You click what you want to see: subject, style (photorealistic, anime, watercolor and so on), mood, lighting, framing, color palette, image proportions. You can also list what to skip (*"no watermarks"*, *"no blurry background"*).
The tool builds a ready prompt in the format of your chosen generator. The same idea comes out in four versions. Paste it where you want, compare which one looks best. No need to remember how each service works.
How to use it
- What's in the picture: write briefly who or what. Example: *"a young witch on a broomstick"*. You can add what they're doing: *"casting a spell over a glowing cauldron"*.
- Pick a style from the list: photorealistic, cinematic, anime, oil painting, pixel art, cyberpunk, fantasy, minimalist, watercolor, 3D render. One click = a matching set of keywords.
- Tune the vibe: mood (dark, joyful), lighting (sunset, neon, candles), framing (low angle, face close-up), camera (85mm portrait lens, macro), palette (pastel, warm, black and white).
- Detail level: simple (fast, for sketching ideas), balanced (default), heavily detailed (slower, more detail, but sometimes overdoes it and messes up faces).
- Image proportions (e.g. 16:9, 1:1): 1:1 for Instagram, 9:16 for Reels and TikTok, 16:9 for desktop wallpapers or YouTube thumbnails, 4:5 for vertical posts.
- List of things to skip: click the defaults (blurry, watermark, ugly hands) or add your own. The tool puts them in the right place, every generator handles this differently.
- Pick where you'll paste it: Midjourney, Stable Diffusion, DALL-E or Flux. The format adjusts itself. You can compare all four versions side by side.
When this is useful
Six typical situations where this builder gives you a concrete edge:
- Testing the same idea in several tools. You have a concept (*"warrior in a forest at sunset"*). One click gives you four prompt versions (Midjourney, Stable Diffusion, DALL-E, Flux). Paste each one and pick the prettiest result.
- Making graphics for social media. You need an Instagram post (square 1:1), Reels (vertical 9:16), a blog header (horizontal 16:9). Click the format, the tool adds the rest. You don't need to remember that Midjourney uses --ar 16:9.
- Illustrations for a blog or e-book. You want every picture in the book to look similar.
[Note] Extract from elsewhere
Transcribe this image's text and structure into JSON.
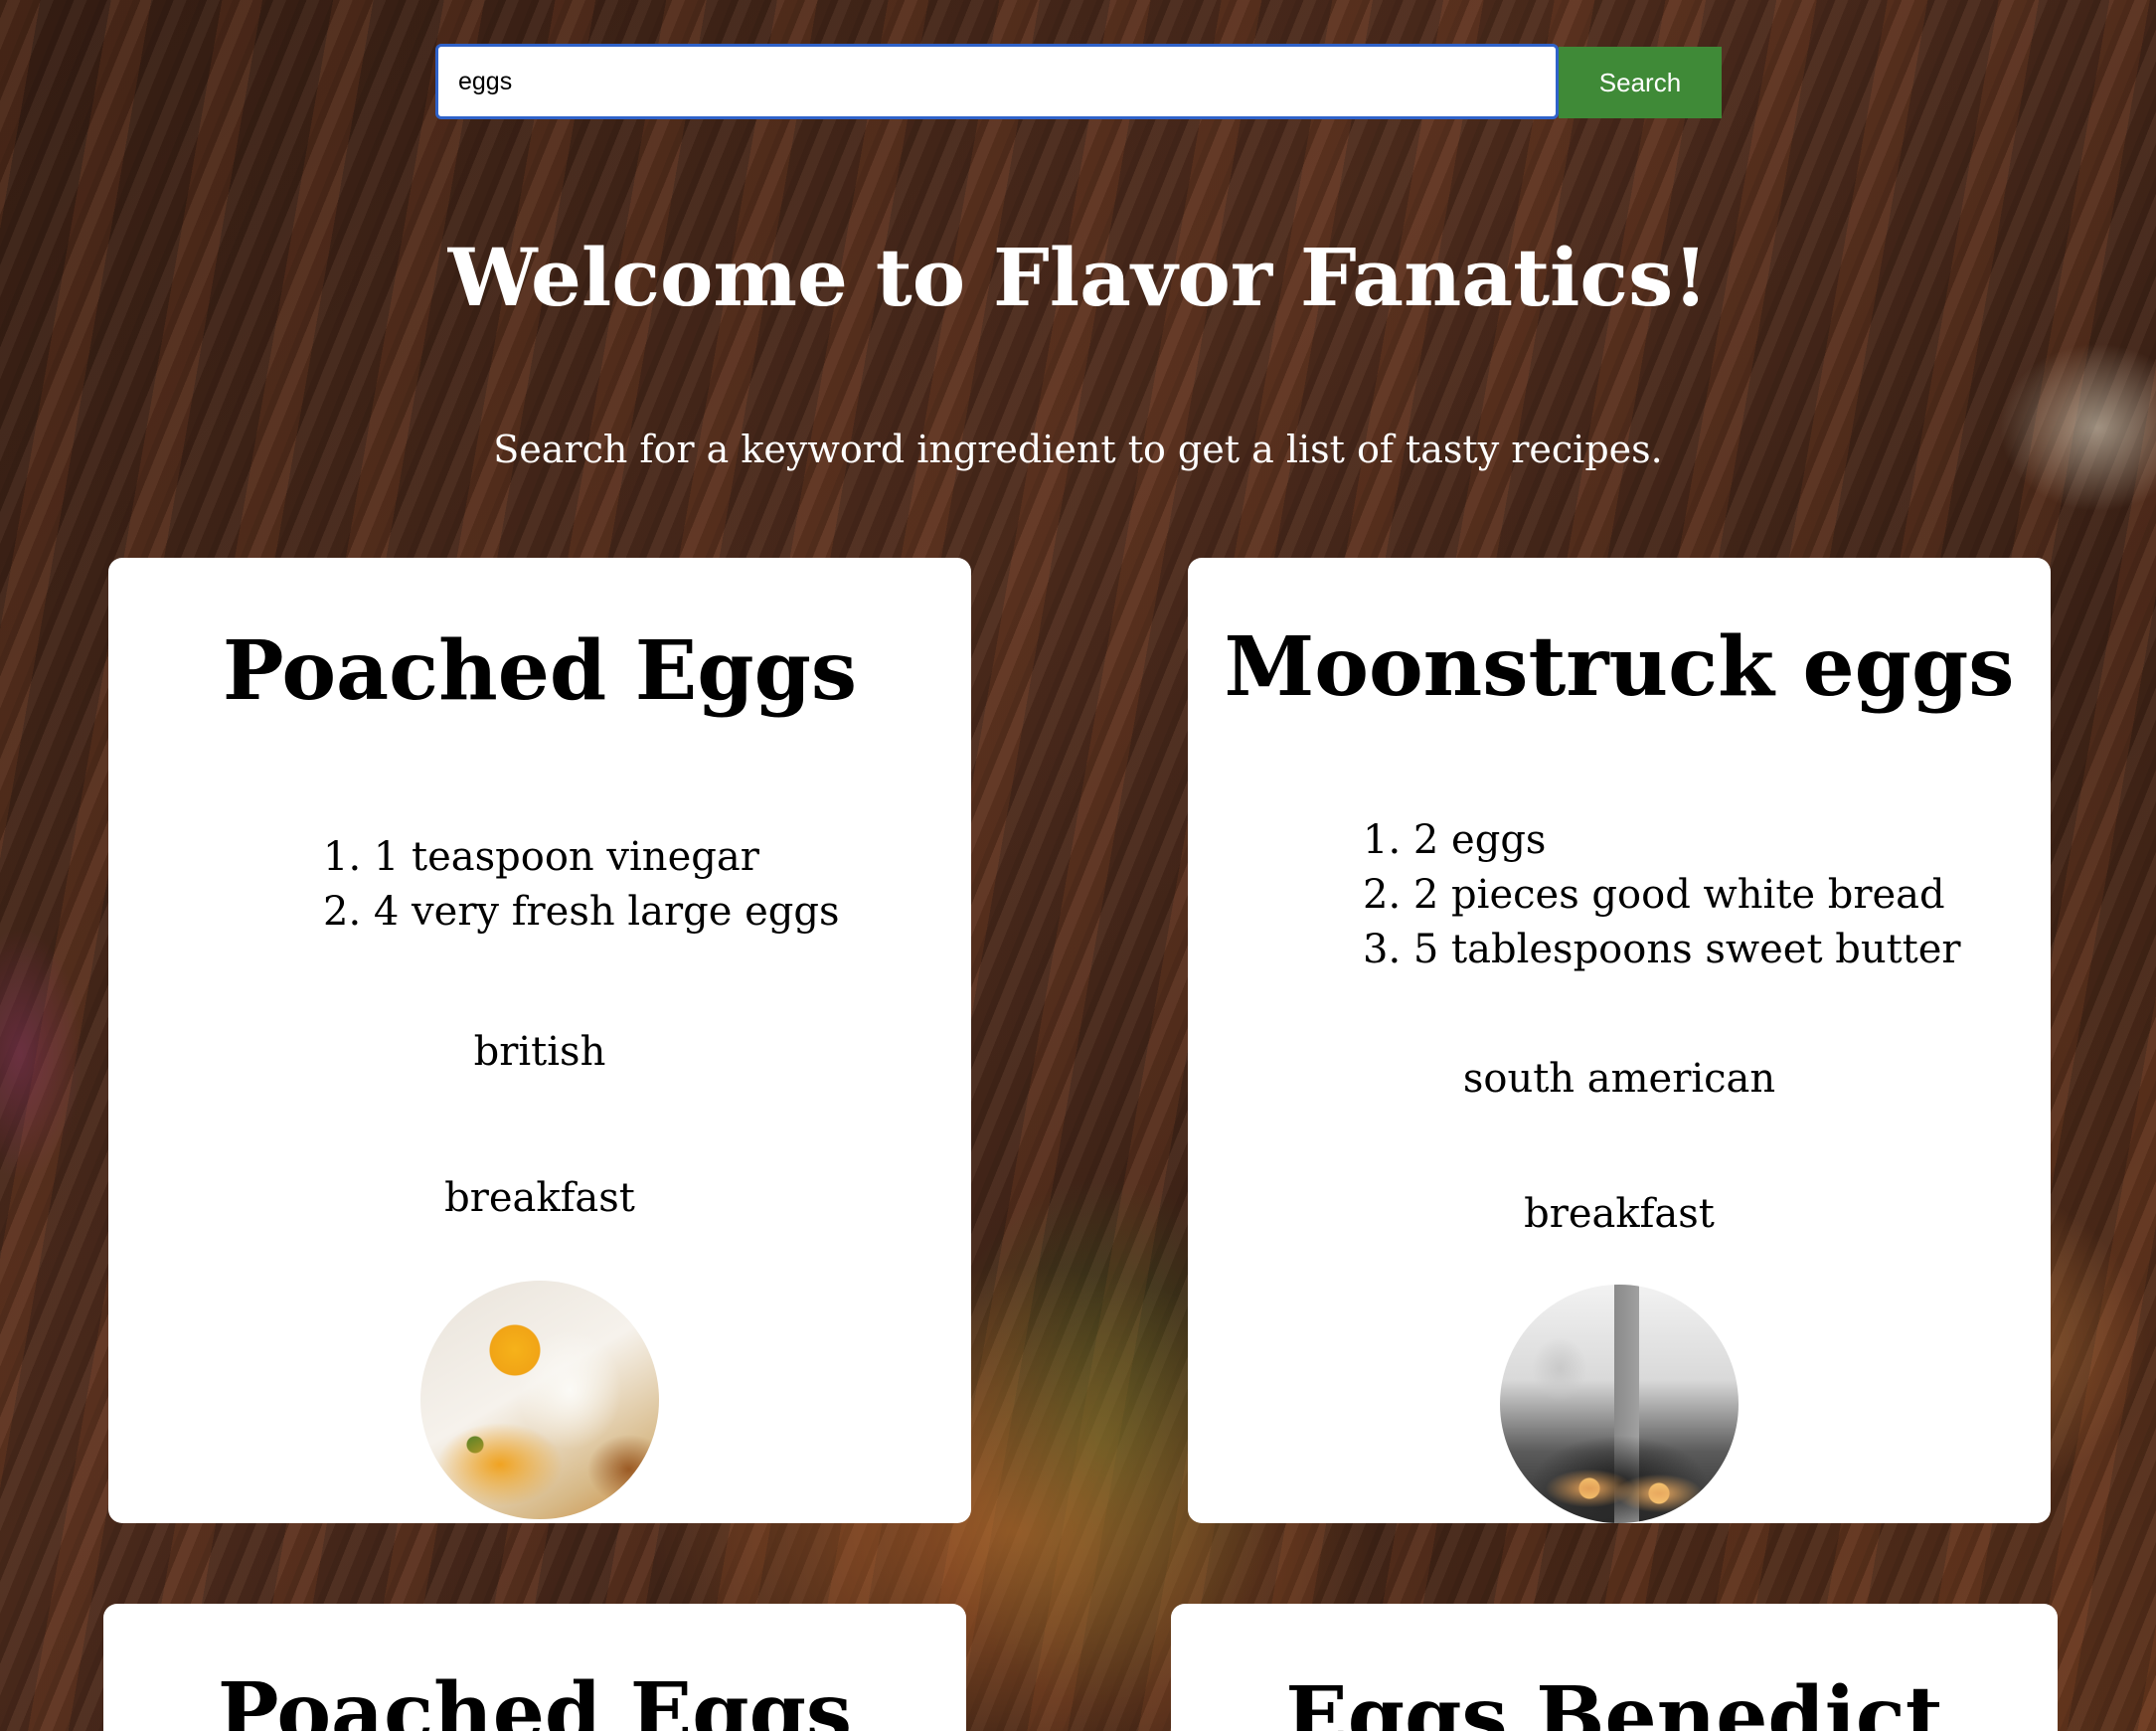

Pick one style (e.g. *"watercolor"*) and only change the subject of each. Everything looks like it came from the same hand.
- Playing with styles. You don't know what *"cyberpunk + photorealistic"* or *"fantasy + watercolor"* looks like. Click, generate, see. Learning by playing.
- Mockups for a client. The client wants three style options to choose from. You build three prompts, generate, present. Faster than drawing by hand.
- Learning how each generator works. You see how Midjourney differs from Stable Diffusion through ready examples instead of reading documentation.